Veteran's Disability Appeals Field Clinic

The Veterans Disability Appeals Field Clinic is a one semester program in which law students represent military veterans whose applications for disability benefits have either been denied or granted at a level that is inappropriate to the level of disability.  Working with experienced attorneys from Chisholm, Chisholm & Kilpatrick, a nationally recognized law firm specializing in this work, students will research and draft legal memoranda and briefs, participate in pre-briefing conferences and, when appropriate, argue cases before the United States Court of Appeals for Veterans Claims.

6 Credit(s)
LSM.870

White Collar Crime

This seminar deals with policy, doctrine and jurisprudence implicated by corporate and other business entities' criminality.
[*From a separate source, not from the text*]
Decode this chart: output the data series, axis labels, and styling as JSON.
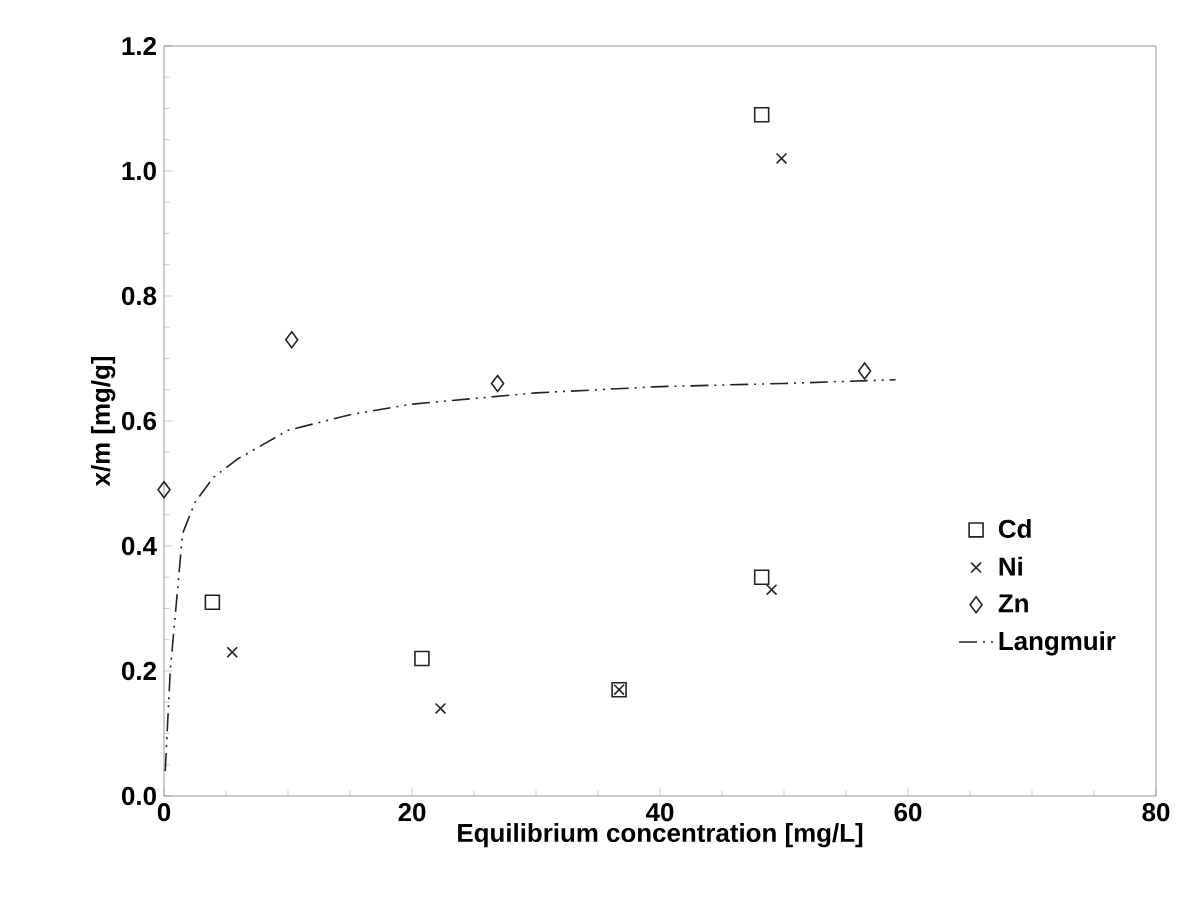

The course will cover the criminal liability of business entities and their officers, involving the study of federal criminal statutes used to prosecute corporate and white collar crime, including mail & wire fraud, conspiracy, racketeer influenced and corrupt organizations (RICO), anti-trust, securities and the Foreign Corrupt Practices Act.

2 Credit(s)
LAW.749

Wills & Trusts

This course is intended to prepare a student to advise clients about ordering their personal and financial affairs to more effectively provide for themselves and the people about whom they care. Various dispositive mechanisms, inter vivos testamentary and in trust, will be covered, as well as devices to appoint health care and financial proxies. The course will also address the ethical and professional responsibilities of lawyers representing clients in this area.

3 Credit(s)
LAW.703

Workers Compensation

This course will consider and evaluate benefit delivery systems for those who suffer work related injuries.  Class discussion will trace the evolution of the law from common law tort system and the use of the affirmative defenses to bar most claims to the development of benefit systems which do not utilize fault as a liability measure.  The structure of the benefit system will be evaluated and distinctions considered between the various state systems as well as the federal longshore and harbor workers compensation act.